The UI is fluid and getting to the Settings area, you can place your palm on the screen to mute the experience and do a palm swipe capture. There’s also a Private mode, accessory options and Power Saving, that limits the CPU usage and some connectivity options. Then there’s the Ultra Power Saving mode, that uses a black and white UI and cuts many apps from the regular usage experience.


It limits connectivity, vibrations and only lets basic apps work. With Ultra Power Saving you can reach 2.4 days of functioning with 50% battery. The preinstalled apps list includes My Files, Memo, Smart Manager (Clear RAM, Storage, battery and it has a nice widget), S Planner, Side Sync 3.0 (mirror your device on another), Galaxy Apps (the app store), Chrome, Google Maps, YouTube, the Google suite and finally Microsoft apps.
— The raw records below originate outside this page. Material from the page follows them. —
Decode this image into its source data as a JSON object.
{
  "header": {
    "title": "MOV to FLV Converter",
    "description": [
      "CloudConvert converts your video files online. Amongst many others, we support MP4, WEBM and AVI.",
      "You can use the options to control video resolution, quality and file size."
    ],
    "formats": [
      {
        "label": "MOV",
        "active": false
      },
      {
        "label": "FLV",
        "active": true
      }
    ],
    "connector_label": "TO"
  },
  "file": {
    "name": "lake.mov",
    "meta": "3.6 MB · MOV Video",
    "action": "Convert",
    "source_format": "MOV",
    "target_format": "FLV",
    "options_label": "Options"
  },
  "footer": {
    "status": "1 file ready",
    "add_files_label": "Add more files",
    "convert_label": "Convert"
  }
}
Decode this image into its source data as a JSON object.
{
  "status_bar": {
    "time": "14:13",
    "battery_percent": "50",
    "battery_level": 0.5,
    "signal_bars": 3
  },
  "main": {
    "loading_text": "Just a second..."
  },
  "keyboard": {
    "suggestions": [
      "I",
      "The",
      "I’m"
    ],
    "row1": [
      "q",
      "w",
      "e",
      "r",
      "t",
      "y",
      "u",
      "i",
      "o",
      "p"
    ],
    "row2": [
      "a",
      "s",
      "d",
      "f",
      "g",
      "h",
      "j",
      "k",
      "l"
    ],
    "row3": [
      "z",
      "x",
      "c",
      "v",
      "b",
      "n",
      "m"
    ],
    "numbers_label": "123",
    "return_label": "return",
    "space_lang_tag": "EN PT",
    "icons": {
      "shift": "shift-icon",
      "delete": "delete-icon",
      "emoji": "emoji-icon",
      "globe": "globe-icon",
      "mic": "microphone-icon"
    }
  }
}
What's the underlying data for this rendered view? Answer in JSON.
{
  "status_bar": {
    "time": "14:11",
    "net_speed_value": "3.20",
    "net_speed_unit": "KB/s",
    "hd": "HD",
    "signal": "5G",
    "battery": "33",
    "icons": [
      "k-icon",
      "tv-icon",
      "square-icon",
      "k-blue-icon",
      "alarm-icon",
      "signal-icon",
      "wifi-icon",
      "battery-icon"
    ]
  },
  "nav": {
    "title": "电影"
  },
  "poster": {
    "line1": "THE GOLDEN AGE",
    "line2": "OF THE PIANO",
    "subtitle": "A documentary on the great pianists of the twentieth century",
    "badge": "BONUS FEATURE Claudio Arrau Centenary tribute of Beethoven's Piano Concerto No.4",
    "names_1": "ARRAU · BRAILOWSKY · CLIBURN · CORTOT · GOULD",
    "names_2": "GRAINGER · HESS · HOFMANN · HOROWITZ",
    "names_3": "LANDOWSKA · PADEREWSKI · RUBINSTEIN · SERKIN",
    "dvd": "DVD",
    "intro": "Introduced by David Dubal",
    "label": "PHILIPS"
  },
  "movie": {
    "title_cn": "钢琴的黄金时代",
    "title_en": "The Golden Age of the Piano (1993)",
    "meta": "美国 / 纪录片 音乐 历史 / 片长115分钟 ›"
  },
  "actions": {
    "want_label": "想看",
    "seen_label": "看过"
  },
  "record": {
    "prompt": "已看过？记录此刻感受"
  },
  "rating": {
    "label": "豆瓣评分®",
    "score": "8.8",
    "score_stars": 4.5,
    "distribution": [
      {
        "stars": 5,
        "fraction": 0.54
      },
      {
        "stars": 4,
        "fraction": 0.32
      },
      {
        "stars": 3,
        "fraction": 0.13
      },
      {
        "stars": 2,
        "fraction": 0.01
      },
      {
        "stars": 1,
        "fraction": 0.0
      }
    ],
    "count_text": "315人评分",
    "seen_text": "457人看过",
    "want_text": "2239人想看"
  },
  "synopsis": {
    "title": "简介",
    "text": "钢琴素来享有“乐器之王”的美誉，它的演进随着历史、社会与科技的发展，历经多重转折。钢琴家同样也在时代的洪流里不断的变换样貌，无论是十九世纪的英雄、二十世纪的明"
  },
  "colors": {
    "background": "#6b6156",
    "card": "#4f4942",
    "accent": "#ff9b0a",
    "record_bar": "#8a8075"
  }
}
We’ve got Word, Excel, Powerpoint, OneNote, Skype and OneDrive here, all of them with an intuitive interface. You’ll see a more ample demo of their productivity features in the video review. There’s not much bloatware here, luckily. Finally you get the usual Flipboard homescreen, that you may get rid of if you want to. And now let’s see the verdict.

The Samsung Galaxy Tab A has the following Pros:

  • comfy and light tablet
  • no bloatware
  • great battery
  • bright screen
  • loud speakers
  • phone call and LTE on board
  • no lag
  • runs any game
  • Microsoft apps are a nice bonus

And the Cons:

  • kind of expensive
  • fingerprint magnet
  • long charging
  • in spite of good CPU, I give it a year before it lags
  • some users may not like the 4:3 format
  • pretty weak camera, even for the price

This model gets an 8.3 out of 10 for design from us, a 9 for hardware and a 9.8 out of 10 for OS and UI. The final grade is 9.03, which means we’re getting a solid midrange tablet with LTE, calls, Office and mirroring of the experience on other devices. It’s also good for games, at least for another year.